Governor pledges “to protect the health care of our people”

In his annual State of the State address at California’s Capitol, Gov. Brown had this to say to legislators and appointees: “More than any other state, California has embraced the Affordable Care Act. I intend to join with other Governors and Senators, and with you, to do everything we can to protect the health care of our people.”

The duration of the 78-year-old governor’s speech was 16 minutes, but judging from the enthusiastic applause and standing ovations by state legislators, Brown’s words will linger in people’s awareness for far longer. He assured his audience that the state would not succumb to pressure from Washington and would not “turn back” progress made in healthcare. Brown called the future under new national leadership “uncertain,” and one in which “dangers abound.”

Planned Parenthood also on governor’s radar

The purpose of the annual address is to give shape to the governor’s policy-focus for the coming year. In addition to vowing to protect the ACA for Californians, Brown also gave attention to the state’s inclusive immigration policy, the importance of renewable energy programs, and his support for reproductive healthcare for women.

“We’re going to fight for Planned Parenthood, which has been unfairly attacked in too many places in this country,” Brown said.

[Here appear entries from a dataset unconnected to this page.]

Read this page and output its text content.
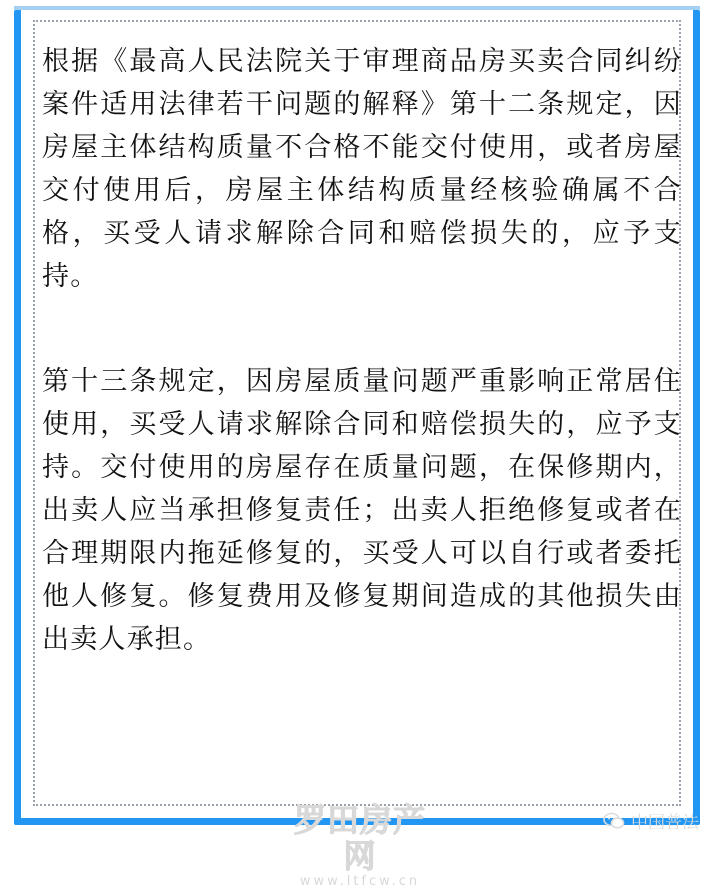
根据《最高人民法院关于审理商品房买卖合同纠纷案件适用法律若干问题的解释》第十二条规定，因房屋主体结构质量不合格不能交付使用，或者房屋交付使用后，房屋主体结构质量经核验确属不合格，买受人请求解除合同和赔偿损失的，应予支持。

第十三条规定，因房屋质量问题严重影响正常居住使用，买受人请求解除合同和赔偿损失的，应予支持。交付使用的房屋存在质量问题，在保修期内，出卖人应当承担修复责任；出卖人拒绝修复或者在合理期限内拖延修复的，买受人可以自行或者委托他人修复。修复费用及修复期间造成的其他损失由出卖人承担。

罗田房产网
www.ltfcw.cn
中国普法
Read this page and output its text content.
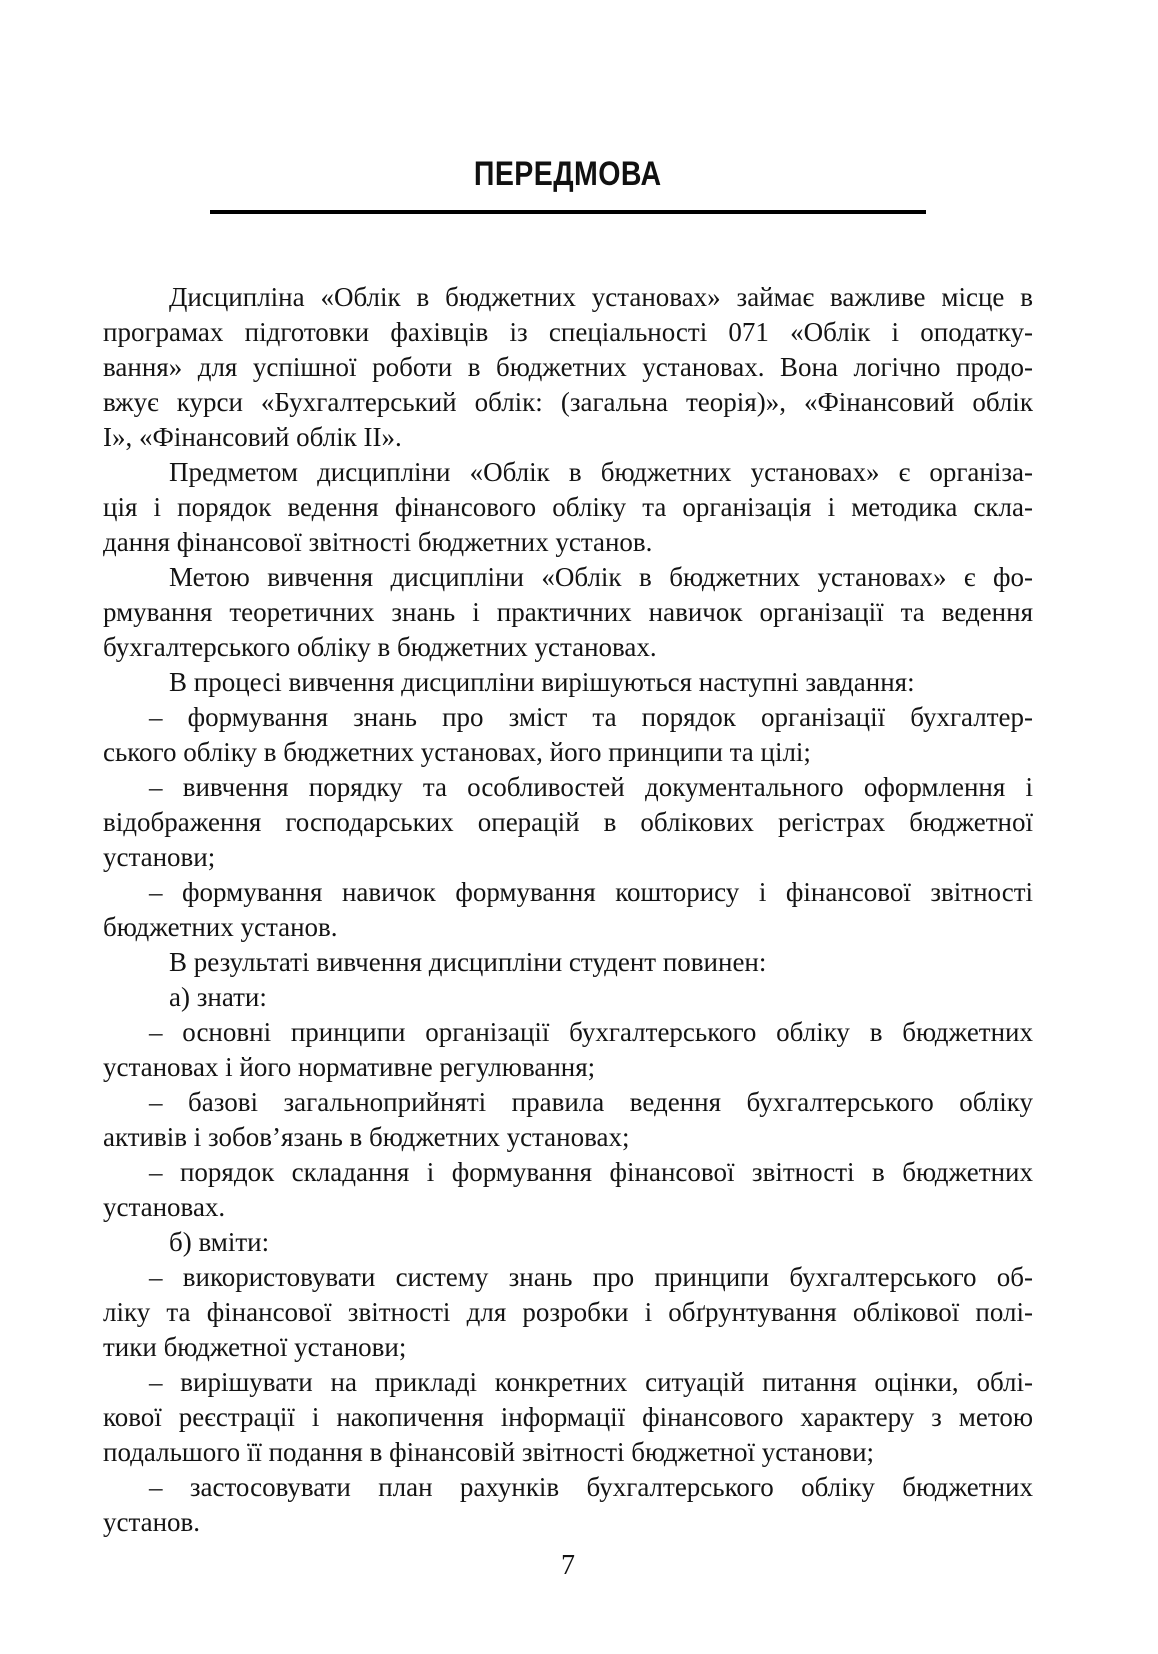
ПЕРЕДМОВА
Дисципліна «Облік в бюджетних установах» займає важливе місце в
програмах підготовки фахівців із спеціальності 071 «Облік і оподатку-
вання» для успішної роботи в бюджетних установах. Вона логічно продо-
вжує курси «Бухгалтерський облік: (загальна теорія)», «Фінансовий облік
І», «Фінансовий облік ІІ».
Предметом дисципліни «Облік в бюджетних установах» є організа-
ція і порядок ведення фінансового обліку та організація і методика скла-
дання фінансової звітності бюджетних установ.
Метою вивчення дисципліни «Облік в бюджетних установах» є фо-
рмування теоретичних знань і практичних навичок організації та ведення
бухгалтерського обліку в бюджетних установах.
В процесі вивчення дисципліни вирішуються наступні завдання:
– формування знань про зміст та порядок організації бухгалтер-
ського обліку в бюджетних установах, його принципи та цілі;
– вивчення порядку та особливостей документального оформлення і
відображення господарських операцій в облікових регістрах бюджетної
установи;
– формування навичок формування кошторису і фінансової звітності
бюджетних установ.
В результаті вивчення дисципліни студент повинен:
а) знати:
– основні принципи організації бухгалтерського обліку в бюджетних
установах і його нормативне регулювання;
– базові загальноприйняті правила ведення бухгалтерського обліку
активів і зобов’язань в бюджетних установах;
– порядок складання і формування фінансової звітності в бюджетних
установах.
б) вміти:
– використовувати систему знань про принципи бухгалтерського об-
ліку та фінансової звітності для розробки і обґрунтування облікової полі-
тики бюджетної установи;
– вирішувати на прикладі конкретних ситуацій питання оцінки, облі-
кової реєстрації і накопичення інформації фінансового характеру з метою
подальшого її подання в фінансовій звітності бюджетної установи;
– застосовувати план рахунків бухгалтерського обліку бюджетних
установ.
7
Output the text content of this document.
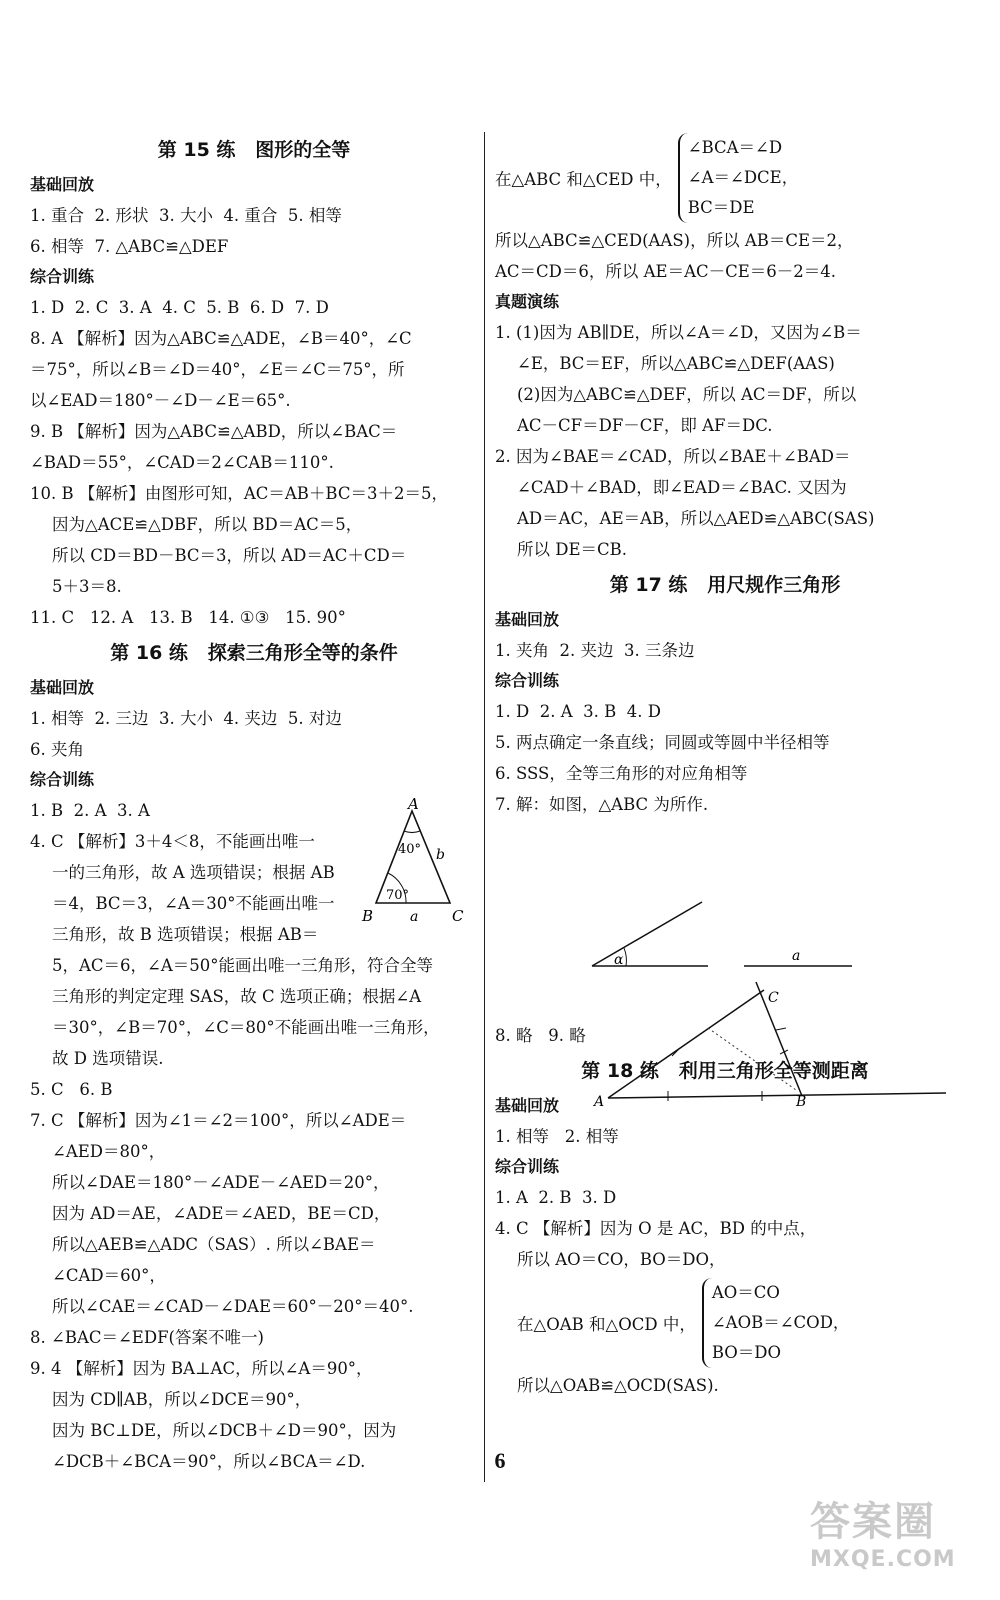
第 15 练   图形的全等
基础回放
1. 重合  2. 形状  3. 大小  4. 重合  5. 相等
6. 相等  7. △ABC≌△DEF
综合训练
1. D  2. C  3. A  4. C  5. B  6. D  7. D
8. A 【解析】因为△ABC≌△ADE，∠B＝40°，∠C
＝75°，所以∠B＝∠D＝40°，∠E＝∠C＝75°，所
以∠EAD＝180°－∠D－∠E＝65°.
9. B 【解析】因为△ABC≌△ABD，所以∠BAC＝
∠BAD＝55°，∠CAD＝2∠CAB＝110°.
10. B 【解析】由图形可知，AC＝AB＋BC＝3＋2＝5，
因为△ACE≌△DBF，所以 BD＝AC＝5，
所以 CD＝BD－BC＝3，所以 AD＝AC＋CD＝
5＋3＝8.
11. C   12. A   13. B   14. ①③   15. 90°
第 16 练   探索三角形全等的条件
基础回放
1. 相等  2. 三边  3. 大小  4. 夹边  5. 对边
6. 夹角
综合训练
1. B  2. A  3. A
4. C 【解析】3＋4＜8，不能画出唯一
一的三角形，故 A 选项错误；根据 AB
＝4，BC＝3，∠A＝30°不能画出唯一
三角形，故 B 选项错误；根据 AB＝
5，AC＝6，∠A＝50°能画出唯一三角形，符合全等
三角形的判定定理 SAS，故 C 选项正确；根据∠A
＝30°，∠B＝70°，∠C＝80°不能画出唯一三角形，
故 D 选项错误.
5. C   6. B
7. C 【解析】因为∠1＝∠2＝100°，所以∠ADE＝
∠AED＝80°，
所以∠DAE＝180°－∠ADE－∠AED＝20°，
因为 AD＝AE，∠ADE＝∠AED，BE＝CD，
所以△AEB≌△ADC（SAS）. 所以∠BAE＝
∠CAD＝60°，
所以∠CAE＝∠CAD－∠DAE＝60°－20°＝40°.
8. ∠BAC＝∠EDF(答案不唯一)
9. 4 【解析】因为 BA⊥AC，所以∠A＝90°，
因为 CD∥AB，所以∠DCE＝90°，
因为 BC⊥DE，所以∠DCB＋∠D＝90°，因为
∠DCB＋∠BCA＝90°，所以∠BCA＝∠D.
A
B	C
b
a
40°
70°
在△ABC 和△CED 中，
∠BCA＝∠D
∠A＝∠DCE，
BC＝DE
所以△ABC≌△CED(AAS)，所以 AB＝CE＝2，
AC＝CD＝6，所以 AE＝AC－CE＝6－2＝4.
真题演练
1. (1)因为 AB∥DE，所以∠A＝∠D，又因为∠B＝
∠E，BC＝EF，所以△ABC≌△DEF(AAS)
(2)因为△ABC≌△DEF，所以 AC＝DF，所以
AC－CF＝DF－CF，即 AF＝DC.
2. 因为∠BAE＝∠CAD，所以∠BAE＋∠BAD＝
∠CAD＋∠BAD，即∠EAD＝∠BAC. 又因为
AD＝AC，AE＝AB，所以△AED≌△ABC(SAS)
所以 DE＝CB.
第 17 练   用尺规作三角形
基础回放
1. 夹角  2. 夹边  3. 三条边
综合训练
1. D  2. A  3. B  4. D
5. 两点确定一条直线；同圆或等圆中半径相等
6. SSS，全等三角形的对应角相等
7. 解：如图，△ABC 为所作.
8. 略   9. 略
第 18 练   利用三角形全等测距离
基础回放
1. 相等   2. 相等
综合训练
1. A  2. B  3. D
4. C 【解析】因为 O 是 AC，BD 的中点，
所以 AO＝CO，BO＝DO，
在△OAB 和△OCD 中，
AO＝CO
∠AOB＝∠COD，
BO＝DO
所以△OAB≌△OCD(SAS).
α	a
A	B
C
6
答案圈
MXQE.COM
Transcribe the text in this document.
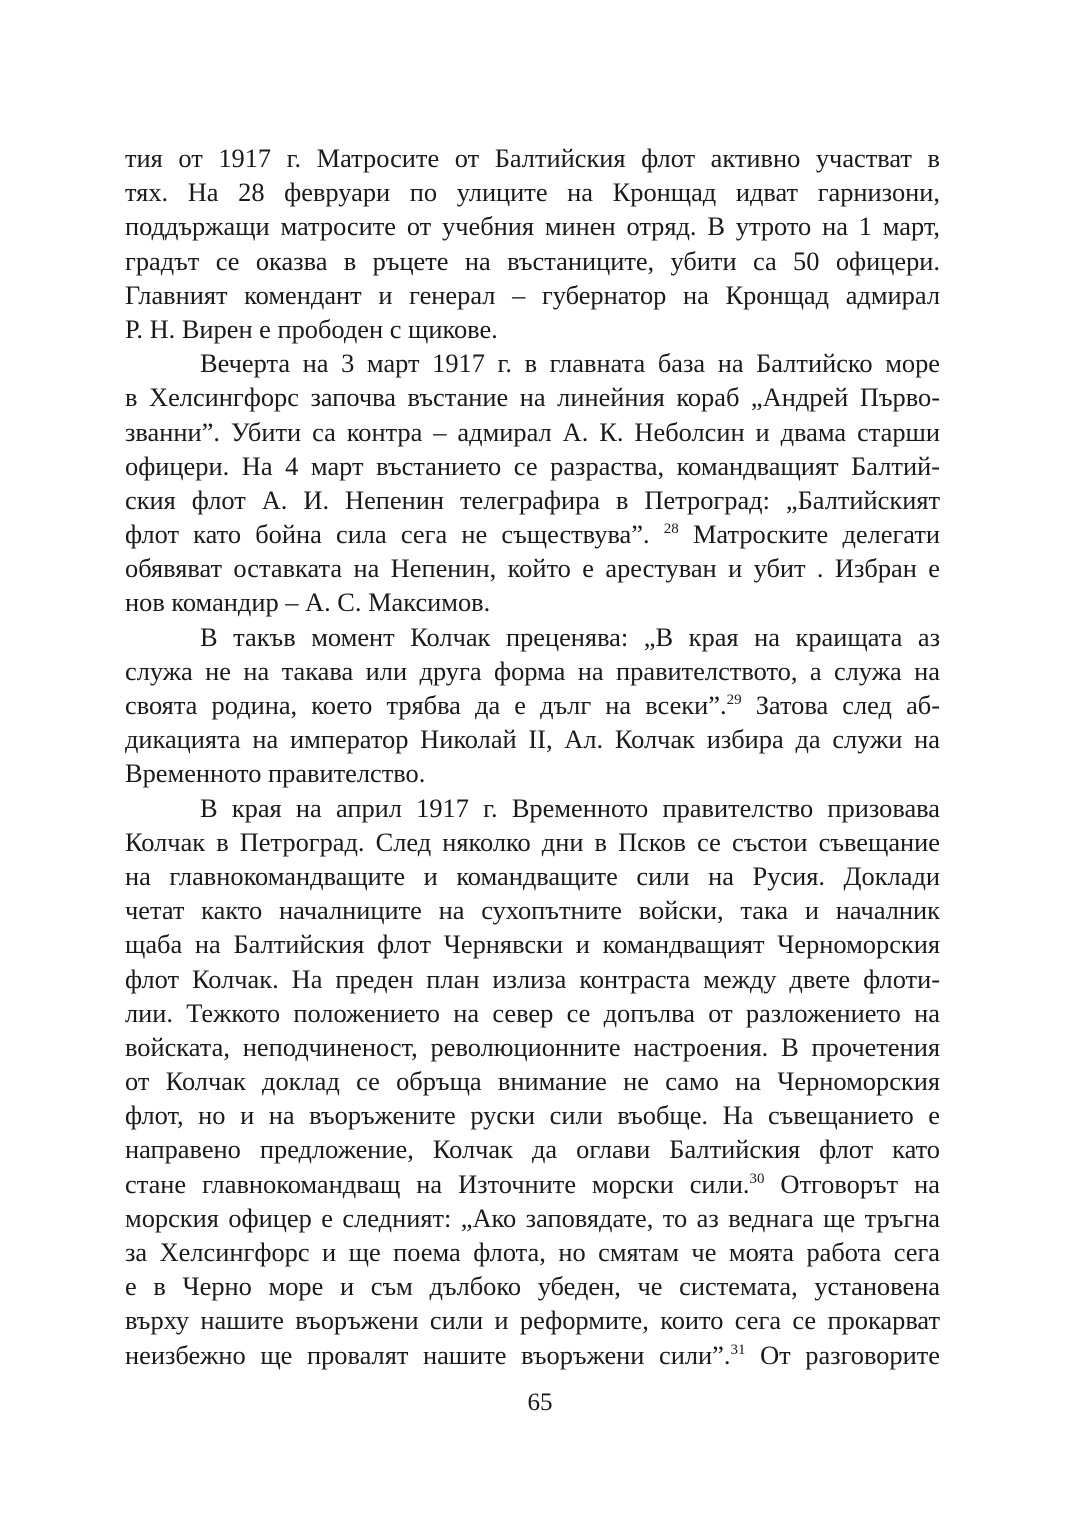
тия от 1917 г. Матросите от Балтийския флот активно участват в
тях. На 28 февруари по улиците на Кронщад идват гарнизони,
поддържащи матросите от учебния минен отряд. В утрото на 1 март,
градът се оказва в ръцете на въстаниците, убити са 50 офицери.
Главният комендант и генерал – губернатор на Кронщад адмирал
Р. Н. Вирен е прободен с щикове.
Вечерта на 3 март 1917 г. в главната база на Балтийско море
в Хелсингфорс започва въстание на линейния кораб „Андрей Първо-
званни”. Убити са контра – адмирал А. К. Неболсин и двама старши
офицери. На 4 март въстанието се разраства, командващият Балтий-
ския флот А. И. Непенин телеграфира в Петроград: „Балтийският
флот като бойна сила сега не съществува”. $^{28}$ Матроските делегати
обявяват оставката на Непенин, който е арестуван и убит . Избран е
нов командир – А. С. Максимов.
В такъв момент Колчак преценява: „В края на краищата аз
служа не на такава или друга форма на правителството, а служа на
своята родина, което трябва да е дълг на всеки”.$^{29}$ Затова след аб-
дикацията на император Николай II, Ал. Колчак избира да служи на
Временното правителство.
В края на април 1917 г. Временното правителство призовава
Колчак в Петроград. След няколко дни в Псков се състои съвещание
на главнокомандващите и командващите сили на Русия. Доклади
четат както началниците на сухопътните войски, така и началник
щаба на Балтийския флот Чернявски и командващият Черноморския
флот Колчак. На преден план излиза контраста между двете флоти-
лии. Тежкото положението на север се допълва от разложението на
войската, неподчиненост, революционните настроения. В прочетения
от Колчак доклад се обръща внимание не само на Черноморския
флот, но и на въоръжените руски сили въобще. На съвещанието е
направено предложение, Колчак да оглави Балтийския флот като
стане главнокомандващ на Източните морски сили.$^{30}$ Отговорът на
морския офицер е следният: „Ако заповядате, то аз веднага ще тръгна
за Хелсингфорс и ще поема флота, но смятам че моята работа сега
е в Черно море и съм дълбоко убеден, че системата, установена
върху нашите въоръжени сили и реформите, които сега се прокарват
неизбежно ще провалят нашите въоръжени сили”.$^{31}$ От разговорите
65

Under the ACA, access to health insurance has been expanded to include 5 million California residents via private health plans receiving federal subsidies and a greater availability of Medicaid (offered to those with financial need), called Medi-Cal within the state. The cost for this increased access? Around $20 billion.

The reality of federal funding not lost on Brown

Brown conceded that ACA coverage in California “has come with tens of billions of dollars from the federal government.” He went on to predict: “Were any of that were to be taken away, our state budget would be directly affected, possibly even devastated.”

Former chairman of the Assembly Health Committee, Assemblymember Rob Bonta (D-Oakland), expressed admiration for Brown, saying that he was impressed that the governor “came out swinging in strong defense of health, immigrants, [and] science.”

But state Democrats weren’t the only ones with a thumbs-up for Brown’s energetic speech.

In a written statement, Senate Republican Leader Jean Fuller (R-Bakersfield), said that reaching across the political aisle is vital when it comes to effectively communicating with individuals who shape national policies.

“Working with Washington should emulate the bipartisan successes we have had in our state,” Fuller wrote.

Others promise to join Brown in the “fight for our health”

In reaction to Brown’s speech, healthcare advocates articulated support through press releases and on social media sites, agreeing with the governor’s consternation over the potential loss of billions of dollars from the federal government when it comes to the repeal of the ACA, as well as worry over a proposal made by Congress to turn Medicaid into a state grant program.

Anthony Wright, the executive director of Health Access, had this to say in a statement: “We look forward to working with [Governor Brown] to fight for our health in Congress.”